Fittingly, the Tenth Plan too has articulated the vision of
a healthy, educated population, which has a secure life and is guaranteed
livelihood. Also, it’s unthreatened by deprivation and disease, and Indians
live in well-served villages and well-run towns; and India is propelled on to
the world stage by a booming economy.
So, there is an amazing unanimity across India that the
formula to reduce poverty resides in a combination of infrastructure
development, increasing livelihood opportunities, and improving health and education
outcomes. The challenge lies in actually making it happen.
And some indeed might argue that it is already happening.
The rapid economic growth of the past 10 years has averaged a comfortable 6%;
population growth has dropped below 2% for the first time in 40 years. Most
important, poverty incidence is now below 30%. Literacy has climbed to 65%.
India’s huge middle class is fuelling a consumer boom, the
services sector has come into its own and Indian infotech and biotech firms are
world leaders in their spheres. India sits on external reserves worth over $100
billion, and its eventual place on the global high table of economic
superpowers is almost taken as inevitable.
But there is another India we must not forget and is still
home to nearly a third of the world’s poor people. More than half of these live
in the four states of Bihar, MP, Orissa and UP alone; and more than two-thirds
in rural areas.
This is the India where a crisis-prone farm sector still
supports two-thirds of the population and where per capita incomes remain
abys-mally low; where, each year, more than 100,000 women don’t survive
childbirth; where more than 60% of households are without electricity, over 20%
without a safe and clean water source, and over 70% without adequate sanitation.

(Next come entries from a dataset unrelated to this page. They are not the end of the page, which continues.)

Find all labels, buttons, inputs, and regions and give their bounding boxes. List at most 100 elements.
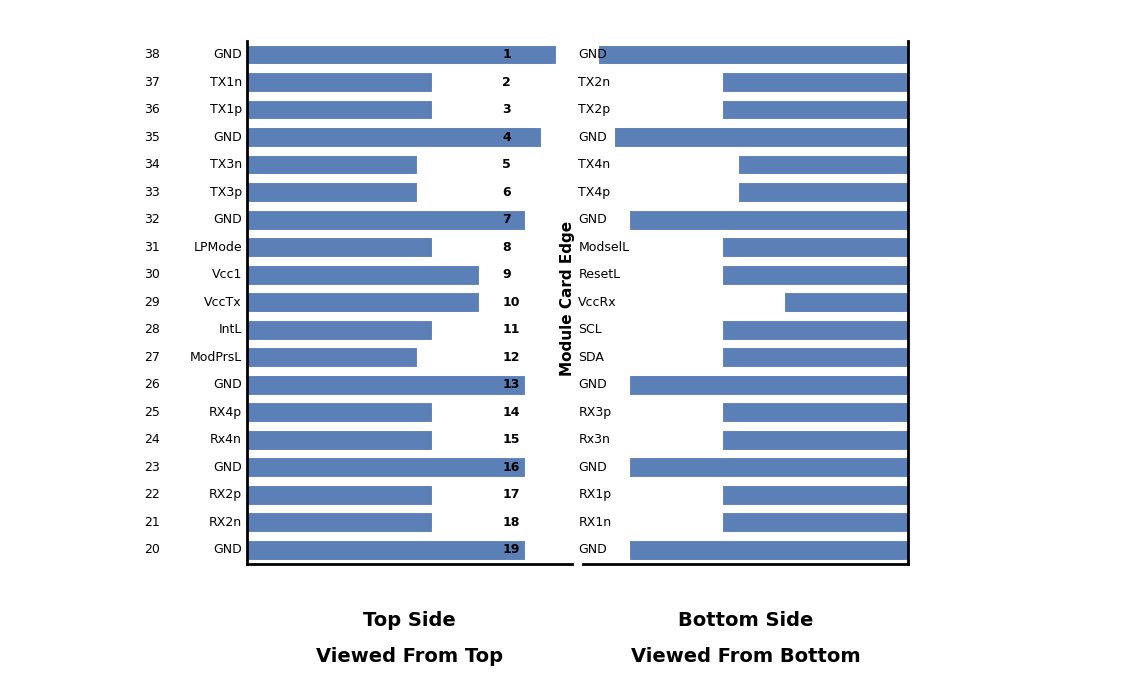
Bar bbox=[247, 375, 526, 394]
Bar bbox=[722, 430, 908, 449]
Text: Module Card Edge: Module Card Edge bbox=[559, 221, 575, 376]
Text: 33: 33 bbox=[145, 185, 160, 198]
Text: 24: 24 bbox=[145, 433, 160, 446]
Bar bbox=[722, 485, 908, 504]
Text: 8: 8 bbox=[502, 240, 511, 254]
Text: GND: GND bbox=[213, 378, 242, 391]
Text: ModselL: ModselL bbox=[578, 240, 629, 254]
Bar bbox=[247, 155, 417, 175]
Text: GND: GND bbox=[213, 213, 242, 226]
Text: 32: 32 bbox=[145, 213, 160, 226]
Text: TX2p: TX2p bbox=[578, 103, 611, 116]
Text: ModPrsL: ModPrsL bbox=[189, 350, 242, 364]
Text: GND: GND bbox=[578, 378, 608, 391]
Text: 13: 13 bbox=[502, 378, 520, 391]
Bar bbox=[629, 375, 908, 394]
Text: GND: GND bbox=[578, 213, 608, 226]
Text: GND: GND bbox=[578, 130, 608, 143]
Text: 30: 30 bbox=[145, 268, 160, 281]
Text: TX3n: TX3n bbox=[210, 158, 242, 171]
Bar bbox=[614, 127, 908, 147]
Bar bbox=[722, 320, 908, 340]
Bar bbox=[599, 45, 908, 65]
Text: IntL: IntL bbox=[219, 323, 242, 336]
Text: TX1p: TX1p bbox=[210, 103, 242, 116]
Bar bbox=[247, 265, 479, 285]
Bar bbox=[247, 100, 433, 120]
Bar bbox=[247, 292, 479, 312]
Text: 27: 27 bbox=[145, 350, 160, 364]
Text: RX1p: RX1p bbox=[578, 488, 611, 501]
Text: SDA: SDA bbox=[578, 350, 604, 364]
Text: 1: 1 bbox=[502, 48, 511, 61]
Text: 36: 36 bbox=[145, 103, 160, 116]
Text: 5: 5 bbox=[502, 158, 511, 171]
Bar bbox=[247, 127, 540, 147]
Text: 34: 34 bbox=[145, 158, 160, 171]
Text: 18: 18 bbox=[502, 516, 520, 529]
Text: Bottom Side: Bottom Side bbox=[678, 610, 813, 629]
Text: 4: 4 bbox=[502, 130, 511, 143]
Bar bbox=[247, 347, 417, 367]
Text: 9: 9 bbox=[502, 268, 511, 281]
Text: 7: 7 bbox=[502, 213, 511, 226]
Text: Rx4n: Rx4n bbox=[210, 433, 242, 446]
Bar bbox=[738, 182, 908, 202]
Bar bbox=[629, 210, 908, 230]
Text: 23: 23 bbox=[145, 461, 160, 474]
Text: 17: 17 bbox=[502, 488, 520, 501]
Text: TX4p: TX4p bbox=[578, 185, 611, 198]
Text: 31: 31 bbox=[145, 240, 160, 254]
Text: RX2p: RX2p bbox=[209, 488, 242, 501]
Bar bbox=[722, 100, 908, 120]
Bar bbox=[629, 458, 908, 477]
Text: 25: 25 bbox=[145, 406, 160, 419]
Text: 14: 14 bbox=[502, 406, 520, 419]
Bar bbox=[247, 210, 526, 230]
Bar bbox=[629, 540, 908, 559]
Bar bbox=[247, 237, 433, 257]
Text: TX4n: TX4n bbox=[578, 158, 611, 171]
Bar bbox=[722, 237, 908, 257]
Text: 28: 28 bbox=[145, 323, 160, 336]
Text: Rx3n: Rx3n bbox=[578, 433, 610, 446]
Text: 26: 26 bbox=[145, 378, 160, 391]
Text: RX3p: RX3p bbox=[578, 406, 611, 419]
Bar bbox=[247, 182, 417, 202]
Bar bbox=[247, 430, 433, 449]
Text: RX4p: RX4p bbox=[209, 406, 242, 419]
Text: 12: 12 bbox=[502, 350, 520, 364]
Bar bbox=[722, 513, 908, 532]
Bar bbox=[247, 458, 526, 477]
Text: RX1n: RX1n bbox=[578, 516, 611, 529]
Text: 15: 15 bbox=[502, 433, 520, 446]
Text: VccRx: VccRx bbox=[578, 295, 617, 309]
Text: Viewed From Bottom: Viewed From Bottom bbox=[631, 647, 860, 666]
Text: LPMode: LPMode bbox=[193, 240, 242, 254]
Bar bbox=[247, 320, 433, 340]
Bar bbox=[722, 347, 908, 367]
Text: 21: 21 bbox=[145, 516, 160, 529]
Text: RX2n: RX2n bbox=[209, 516, 242, 529]
Text: GND: GND bbox=[213, 130, 242, 143]
Text: GND: GND bbox=[213, 461, 242, 474]
Text: 3: 3 bbox=[502, 103, 511, 116]
Text: Top Side: Top Side bbox=[363, 610, 455, 629]
Text: 22: 22 bbox=[145, 488, 160, 501]
Bar bbox=[247, 403, 433, 422]
Bar bbox=[722, 265, 908, 285]
Bar bbox=[738, 155, 908, 175]
Bar bbox=[247, 513, 433, 532]
Text: 20: 20 bbox=[145, 543, 160, 556]
Text: Viewed From Top: Viewed From Top bbox=[316, 647, 502, 666]
Text: 10: 10 bbox=[502, 295, 520, 309]
Text: SCL: SCL bbox=[578, 323, 602, 336]
Text: 11: 11 bbox=[502, 323, 520, 336]
Bar bbox=[785, 292, 908, 312]
Text: 29: 29 bbox=[145, 295, 160, 309]
Text: TX2n: TX2n bbox=[578, 75, 611, 88]
Bar bbox=[247, 485, 433, 504]
Text: GND: GND bbox=[213, 48, 242, 61]
Text: 38: 38 bbox=[145, 48, 160, 61]
Text: 6: 6 bbox=[502, 185, 511, 198]
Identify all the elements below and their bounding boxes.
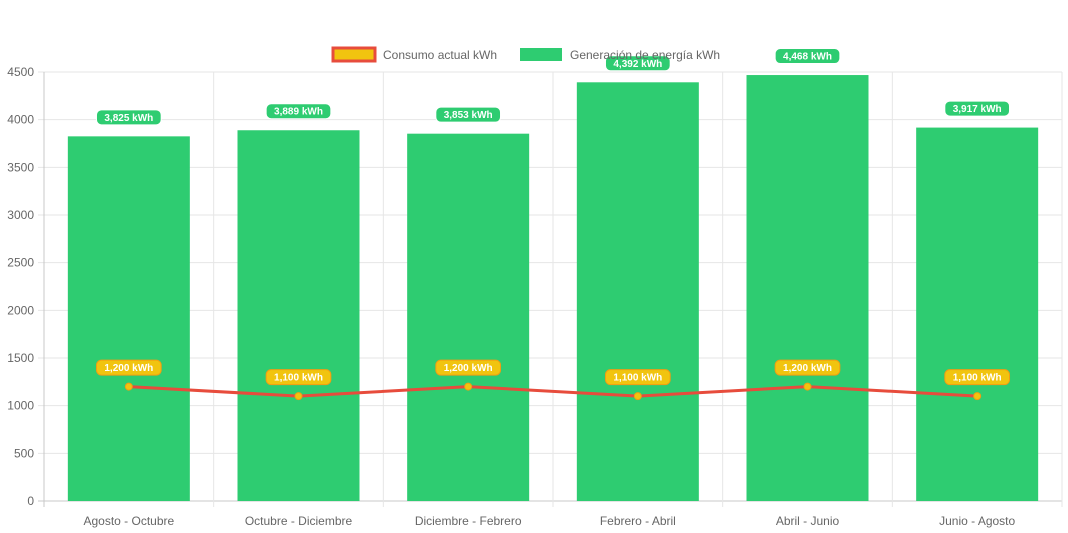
line-value-label-bg: [604, 369, 671, 386]
line-point[interactable]: [633, 392, 642, 401]
line-value-label-text: 1,200 kWh: [444, 363, 493, 374]
bar[interactable]: [407, 133, 530, 501]
bar[interactable]: [67, 136, 190, 501]
bar-value-label: 3,917 kWh: [944, 100, 1011, 117]
bar-value-label-text: 3,917 kWh: [953, 104, 1002, 115]
line-value-label-bg: [95, 359, 162, 376]
y-axis-ticks: 0 500 1000 1500 2000 2500 3000 3500 4000 4500: [7, 65, 34, 508]
bar-value-label-text: 4,392 kWh: [613, 59, 662, 70]
bar-value-label-bg: [265, 103, 332, 120]
line-point[interactable]: [294, 392, 303, 401]
bar-value-label-text: 4,468 kWh: [783, 52, 832, 63]
line-value-label: 1,100 kWh: [265, 369, 332, 386]
bar-value-label-text: 3,853 kWh: [444, 110, 493, 121]
legend-label-generacion: Generación de energía kWh: [570, 48, 720, 62]
line-point[interactable]: [464, 382, 473, 391]
line-value-label: 1,200 kWh: [774, 359, 841, 376]
bar[interactable]: [746, 75, 869, 502]
legend: Consumo actual kWh Generación de energía…: [331, 46, 720, 63]
line-value-label: 1,200 kWh: [435, 359, 502, 376]
line-value-label: 1,100 kWh: [604, 369, 671, 386]
legend-swatch-generacion: [520, 48, 562, 61]
line-value-label-text: 1,200 kWh: [104, 363, 153, 374]
bar-value-label: 3,825 kWh: [95, 109, 162, 126]
line-value-label-text: 1,100 kWh: [274, 373, 323, 384]
y-tick-label: 3500: [7, 160, 34, 174]
legend-item-generacion[interactable]: Generación de energía kWh: [520, 48, 720, 62]
line-value-label-text: 1,200 kWh: [783, 363, 832, 374]
x-tick-label: Octubre - Diciembre: [245, 514, 353, 528]
line-value-label-text: 1,100 kWh: [613, 373, 662, 384]
x-tick-label: Agosto - Octubre: [83, 514, 174, 528]
bar-value-label-bg: [604, 55, 671, 72]
y-tick-label: 4500: [7, 65, 34, 79]
bar-value-label-bg: [944, 100, 1011, 117]
y-tick-label: 3000: [7, 208, 34, 222]
bar-value-label: 4,392 kWh: [604, 55, 671, 72]
line-path: [128, 385, 978, 398]
bar-series: [67, 75, 1039, 502]
line-value-label-bg: [265, 369, 332, 386]
y-tick-label: 2000: [7, 303, 34, 317]
line-value-label-bg: [944, 369, 1011, 386]
y-tick-label: 500: [14, 446, 34, 460]
line-point[interactable]: [973, 392, 982, 401]
bar-value-label-bg: [435, 106, 502, 123]
line-value-label-text: 1,100 kWh: [953, 373, 1002, 384]
bar-value-label: 3,853 kWh: [435, 106, 502, 123]
y-tick-label: 2500: [7, 256, 34, 270]
line-value-label: 1,100 kWh: [944, 369, 1011, 386]
x-tick-label: Diciembre - Febrero: [415, 514, 522, 528]
legend-label-consumo: Consumo actual kWh: [383, 48, 497, 62]
x-tick-label: Febrero - Abril: [600, 514, 676, 528]
x-tick-label: Junio - Agosto: [939, 514, 1015, 528]
bar-value-label-text: 3,889 kWh: [274, 107, 323, 118]
bar[interactable]: [576, 82, 699, 502]
y-tick-label: 4000: [7, 113, 34, 127]
line-value-label-bg: [774, 359, 841, 376]
y-tick-label: 1000: [7, 399, 34, 413]
x-axis-ticks: Agosto - Octubre Octubre - Diciembre Dicie…: [83, 514, 1015, 528]
data-labels: 3,825 kWh 3,889 kWh 3,853 kWh 4,392 kWh 4,46…: [95, 48, 1011, 386]
y-tick-label: 1500: [7, 351, 34, 365]
bar-value-label-bg: [95, 109, 162, 126]
line-value-label: 1,200 kWh: [95, 359, 162, 376]
line-value-label-bg: [435, 359, 502, 376]
y-tick-label: 0: [27, 494, 34, 508]
bar-value-label-text: 3,825 kWh: [104, 113, 153, 124]
line-point[interactable]: [803, 382, 812, 391]
bar[interactable]: [916, 127, 1039, 501]
grid-lines: [38, 71, 1063, 507]
bar-value-label: 3,889 kWh: [265, 103, 332, 120]
line-series: [124, 382, 982, 401]
legend-item-consumo[interactable]: Consumo actual kWh: [331, 46, 497, 63]
line-point[interactable]: [124, 382, 133, 391]
x-tick-label: Abril - Junio: [776, 514, 840, 528]
bar[interactable]: [237, 130, 360, 502]
bar-value-label: 4,468 kWh: [774, 48, 841, 65]
legend-swatch-consumo: [331, 46, 377, 63]
bar-value-label-bg: [774, 48, 841, 65]
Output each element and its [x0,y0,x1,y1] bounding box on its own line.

We know the formula, but how do we erase the faultlines —
the disparities of income, state and region — that scar the face of India? Last
year, the World Bank published a development policy review for India titled,
India: Sustaining Reform, Reducing Poverty. It suggested a two-pronged policy
agenda — better management of public resources, and improving the investment
climate.
Under the first, it described a programme of fiscal reform
aimed at curbing the fiscal deficit and raising revenue so that public
resources could be diverted away from non-productive expenditure towards
investments in development, especially infrastructure and the social sectors;
and a reform of the governance and service delivery systems to ensure that
resources and services reached their intended targets. Under the second, it
examined product- and factor-market distortions and infrastructure bottlenecks
which are hindering job-creating investment, and devoted an entire section to
policy recommendations to improve agricultural productivity and rural
development.
In my view, India must unlock each of these areas — fiscal
mismanagement and unproductive expenditure; weak service delivery, especially
in social services like healthcare, education and sanitation; hindrances to
investment; infrastructure bottlenecks; and the rural crisis — if it is to
crack that apparently simple formula for poverty reduction.
This takes me back to where I started — feedback from the
Global Poll on the role the World Bank can play in India. As a follow-up some
months ago, the Bank’s India office conducted another poll of about 600 people
familiar with the Bank’s work in India.
It came back with similar results, as did feedback from a
series of discussions with officials of finance and other relevant ministries,
and workshops with civil society. These fed into the Bank’s new Country
Strategy for India, which was endorsed by its board of executive directors (on
which India is an influential voice) last month and has just become publicly
available.
The Bank hopes to increase the level of its lending to $3 billion a year — still a tiny drop in the huge ocean that is India’s economy — but along with the intention to be a facilitator, convener and generator of global knowledge for India. I hope the Bank’s value in helping this country’s efforts to eradicate poverty will be worth more than just the money it lends.